Synthesis and Biological Evaluation of Esters of 16-Formyl-17-Methoxy-Dehydroepiandrosterone Derivatives as Inhibitors of 5α-Reductase Type 2
November 2015
in “
Journal of Enzyme Inhibition and Medicinal Chemistry
”
TLDR Certain derivatives are more effective 5α-reductase type 2 inhibitors than finasteride.

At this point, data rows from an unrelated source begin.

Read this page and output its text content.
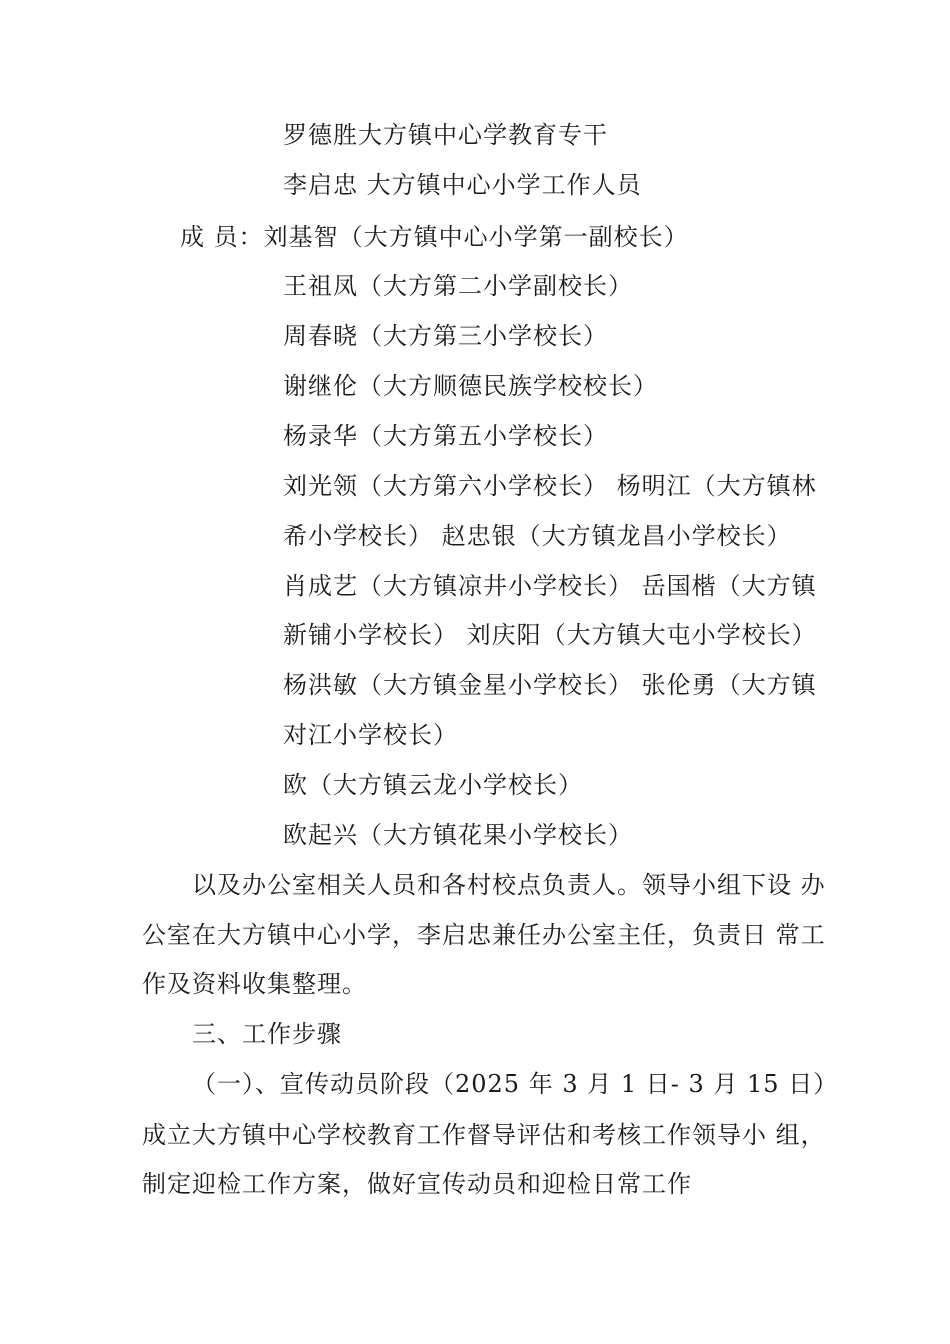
罗德胜大方镇中心学教育专干
李启忠 大方镇中心小学工作人员
成 员：刘基智（大方镇中心小学第一副校长）
王祖凤（大方第二小学副校长）
周春晓（大方第三小学校长）
谢继伦（大方顺德民族学校校长）
杨录华（大方第五小学校长）
刘光领（大方第六小学校长） 杨明江（大方镇林
希小学校长） 赵忠银（大方镇龙昌小学校长）
肖成艺（大方镇凉井小学校长） 岳国楷（大方镇
新铺小学校长） 刘庆阳（大方镇大屯小学校长）
杨洪敏（大方镇金星小学校长） 张伦勇（大方镇
对江小学校长）
欧（大方镇云龙小学校长）
欧起兴（大方镇花果小学校长）
以及办公室相关人员和各村校点负责人。领导小组下设 办
公室在大方镇中心小学，李启忠兼任办公室主任，负责日 常工
作及资料收集整理。
三、工作步骤
（一）、宣传动员阶段（2025 年 3 月 1 日- 3 月 15 日）
成立大方镇中心学校教育工作督导评估和考核工作领导小 组，
制定迎检工作方案，做好宣传动员和迎检日常工作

This study investigated the inhibitory effects of 16-formyl-17-methoxy-dehydroepiandrosterone derivatives on 5α-reductase type 2 (5α-R2) using human prostate tissue. The derivatives with aliphatic ester moieties at the C-3 position were found to be more potent than finasteride, a known 5α-R2 inhibitor, due to increased lipophilicity. Compounds 5a–5d, particularly 5b, showed significantly higher potency, with 5b being 200 times more effective than finasteride. The derivatives did not bind to androgen receptors, suggesting they do not compete with natural ligands. The study suggested these compounds could be developed as prodrugs for conditions like androgenetic alopecia and prostate cancer, with potential reduced toxicity due to ester masking of the toxic formyl group. The compounds were non-toxic in hamster models, supporting further investigation.